After evaluating the pleadings filed and the testimonies of witnesses, the Office of the Court Administrator found complainant's version of the incident truthful. It disbelieved respondent's self-serving denials. Respondent admitted having gone to a restaurant with complainant, although he denied he did anything malicious to complainant. If it were true, however, that respondent was eager to go to Pulilan to attend the memorial mass for his father, he would not have stayed with complainant for two hours just eating and drinking. He could have, after a short while, asked to be brought to Pulilan in time for the mass. Apparently, respondent was more inclined to be with complainant than to attend the mass for his father.
The OCA further observed that complainant might have been compelled to tolerate respondent's sexual advances due to her desire to have the case she filed decided in her favor. It also noted that respondent had some degree of coercive power over complainant, who was party to a case he was supposed to decide.

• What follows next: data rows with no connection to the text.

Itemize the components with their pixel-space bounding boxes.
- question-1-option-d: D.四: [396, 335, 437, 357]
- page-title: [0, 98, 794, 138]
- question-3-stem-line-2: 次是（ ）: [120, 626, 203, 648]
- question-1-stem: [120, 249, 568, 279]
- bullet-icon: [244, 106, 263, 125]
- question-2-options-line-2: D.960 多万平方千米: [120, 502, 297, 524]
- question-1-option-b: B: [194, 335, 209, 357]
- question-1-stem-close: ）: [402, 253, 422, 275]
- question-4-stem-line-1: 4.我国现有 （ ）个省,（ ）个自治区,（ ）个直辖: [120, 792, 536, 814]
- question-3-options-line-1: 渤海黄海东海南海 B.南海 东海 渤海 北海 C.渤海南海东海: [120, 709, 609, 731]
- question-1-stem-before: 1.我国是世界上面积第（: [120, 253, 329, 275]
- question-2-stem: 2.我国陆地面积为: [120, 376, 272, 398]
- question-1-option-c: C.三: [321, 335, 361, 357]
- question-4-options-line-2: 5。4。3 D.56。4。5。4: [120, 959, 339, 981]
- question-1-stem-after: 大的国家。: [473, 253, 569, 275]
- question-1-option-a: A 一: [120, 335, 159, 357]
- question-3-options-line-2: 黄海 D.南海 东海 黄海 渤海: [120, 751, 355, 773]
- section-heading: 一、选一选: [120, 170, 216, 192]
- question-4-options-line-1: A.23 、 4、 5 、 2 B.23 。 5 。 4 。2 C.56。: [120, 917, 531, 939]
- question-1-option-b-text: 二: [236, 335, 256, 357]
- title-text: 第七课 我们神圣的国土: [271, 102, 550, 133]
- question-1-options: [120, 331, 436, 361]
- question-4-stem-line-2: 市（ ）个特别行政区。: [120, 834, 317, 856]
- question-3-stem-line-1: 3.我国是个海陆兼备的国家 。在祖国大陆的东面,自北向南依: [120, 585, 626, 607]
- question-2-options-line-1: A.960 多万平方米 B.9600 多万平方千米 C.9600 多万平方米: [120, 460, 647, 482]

The OCA concluded that, for his misconduct, respondent did not deserve to remain in the judiciary. It recommended that he be dismissed from the service with forfeiture of benefits and prejudice to reemployment in government service.
On January 26, 1999, before the OCA's report and recommendation in this case was finalized,2 [The report for this case was dated March 1, 1999.2 the Court promulgated its Resolution in A.M. No. 98-8-105-MTC, Re: Leaves of Absence Without Approval of Judge Eric T. Calderon, Municipal Trial Court of Calumpit, Bulacan. In that case, respondent was found guilty of gross misconduct and abandonment of office. He was, accordingly, dismissed from the service with forfeiture of all benefits and with prejudice to reemployment in any branch, instrumentality or agency of the government, including government-owned and -controlled corporations.
With the promulgation of the resolution in the aforecited case, the recommendation of the OCA in the present case only strengthens the Court's determination that respondent is unfit for judicial office. For obvious reasons, however, we cannot remove again a dismissed officer. We are, thus, constrained to accept the OCA's recommendations for his dismissal but deem it now superfluous. This pronouncement, however, is without prejudice to the filing of other appropriate charges against respondent as, in fact, complainant has already filed a criminal complaint against respondent for acts of lasciviousness before the Municipal Trial Court of Baliuag, Bulacan.
Time and again we have admonished judges to conduct themselves in a manner that is free even from the appearance of impropriety.3 [Code of Judicial Conduct, Canon 2.3 For judicial officers to enjoy the trust and respect of the people, it is necessary that they live up to the exacting standards of conduct demanded by the profession and by the Code of Judicial Conduct. This is especially true in the case of judges who, on a daily basis, interact with the public. Their official conduct, as well as personal behavior, should always be beyond reproach.4 [Spouses Gregorio Lorena and Teresita Lorena v. Judge Adolfo F. Encomienda, MTC, Pagbilao, Quezon, A.M. No. MTJ-99-1177, February 8, 1999, p. 12.4
WHEREFORE, as recommended, respondent Judge Eric T. Calderon, is found guilty of the administrative charge against him for which he should suffer the penalty of dismissal from the service with forfeiture of all benefits and with prejudice to reemployment in any branch, instrumentality or agency of the government, including government-owned and -controlled corporations. But since he was already dismissed from office, the recommended penalty in this case need no longer be imposed and implemented for being moot.
SO ORDERED.
Davide, Jr., C.J., Bellosillo, Melo, Puno, Vitug, Kapunan, Mendoza, Panganiban, Quisumbing, Purisima, Pardo, Buena, Gonzaga-Reyes, Ynares-Santiago, and De Leon, Jr., JJ., concur.